The data wasn’t solid enough.
The results didn’t reproduce.
Something behaved differently once things scaled.

I used to think this way too.

But after working through enough projects that didn’t make it, I’ve become less convinced that “the science failed” is usually the real answer. Not because the science was perfect — it rarely is — but because by the time failure shows up in the data, the project has often already been drifting for a while.

When science becomes the easiest explanation

In biotech, it’s very natural to frame failure as scientific risk. That language feels safe. It fits how most teams are trained to think, and it gives everyone something concrete to point at.

What I’ve seen, though, is that many projects don’t collapse because a hypothesis was fundamentally wrong. They struggle because decisions were pushed back, ownership was fuzzy, or certain uncomfortable questions were quietly parked until “we have clearer data”.

Waiting for clearer data feels reasonable — until you realise how much is already being decided in the meantime.

The things that never show up in the data

Looking back, the signs are usually not that subtle.

Meetings where the same issues come up again and again, but never quite land anywhere.
Roles that exist on slides, but not in day-to-day decision-making.

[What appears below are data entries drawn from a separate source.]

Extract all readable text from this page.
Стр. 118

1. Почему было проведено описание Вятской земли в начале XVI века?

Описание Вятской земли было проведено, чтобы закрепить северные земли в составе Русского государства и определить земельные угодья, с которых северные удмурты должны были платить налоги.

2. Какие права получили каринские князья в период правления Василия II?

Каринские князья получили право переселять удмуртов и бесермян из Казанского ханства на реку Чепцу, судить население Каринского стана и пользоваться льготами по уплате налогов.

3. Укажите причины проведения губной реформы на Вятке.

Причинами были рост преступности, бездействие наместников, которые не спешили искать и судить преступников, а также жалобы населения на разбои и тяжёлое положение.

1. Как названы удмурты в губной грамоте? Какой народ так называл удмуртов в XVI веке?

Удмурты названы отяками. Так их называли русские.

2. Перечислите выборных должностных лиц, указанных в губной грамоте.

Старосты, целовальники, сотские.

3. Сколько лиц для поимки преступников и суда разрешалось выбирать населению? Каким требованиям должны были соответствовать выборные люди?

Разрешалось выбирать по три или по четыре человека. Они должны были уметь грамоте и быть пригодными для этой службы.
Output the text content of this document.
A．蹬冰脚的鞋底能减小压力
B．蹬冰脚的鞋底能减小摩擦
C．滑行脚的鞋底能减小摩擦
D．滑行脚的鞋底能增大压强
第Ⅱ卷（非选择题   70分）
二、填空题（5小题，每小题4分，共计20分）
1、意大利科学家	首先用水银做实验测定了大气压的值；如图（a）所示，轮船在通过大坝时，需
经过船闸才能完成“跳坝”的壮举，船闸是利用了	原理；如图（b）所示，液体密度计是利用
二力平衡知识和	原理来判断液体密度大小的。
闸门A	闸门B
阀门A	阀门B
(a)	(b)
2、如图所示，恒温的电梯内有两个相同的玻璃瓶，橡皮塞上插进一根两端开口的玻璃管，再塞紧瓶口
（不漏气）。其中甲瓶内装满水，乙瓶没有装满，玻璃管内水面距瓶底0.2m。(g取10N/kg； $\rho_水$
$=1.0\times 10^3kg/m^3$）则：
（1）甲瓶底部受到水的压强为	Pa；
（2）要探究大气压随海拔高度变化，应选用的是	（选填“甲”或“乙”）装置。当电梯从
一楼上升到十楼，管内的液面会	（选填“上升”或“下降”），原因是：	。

Timelines that shift a little, then a little more, until no one is quite sure what “on track” even means.

None of this shows up in an experiment readout.
But it shapes the project long before the science is judged.

Where failure actually becomes visible

What makes this hard is that it doesn’t feel like failure while it’s happening.

Experiments are still running. Data is still coming in. There’s always a sense that things will become clearer soon, and that bigger decisions can wait just a bit longer.

The cost of waiting is rarely obvious at first. It builds quietly — in lost momentum, in misaligned expectations, in decisions that get made by default rather than deliberately.

So when a project is finally labelled a technical failure, it’s often just the point where everything else can no longer be ignored.

I’m not arguing that science doesn’t matter. Of course it does. Strong science is the foundation of everything in this space.

But when failure is explained only in technical terms, it’s worth pausing before accepting that explanation too quickly.

Sometimes the science isn’t where the project failed. It’s simply where the failure became impossible to hide.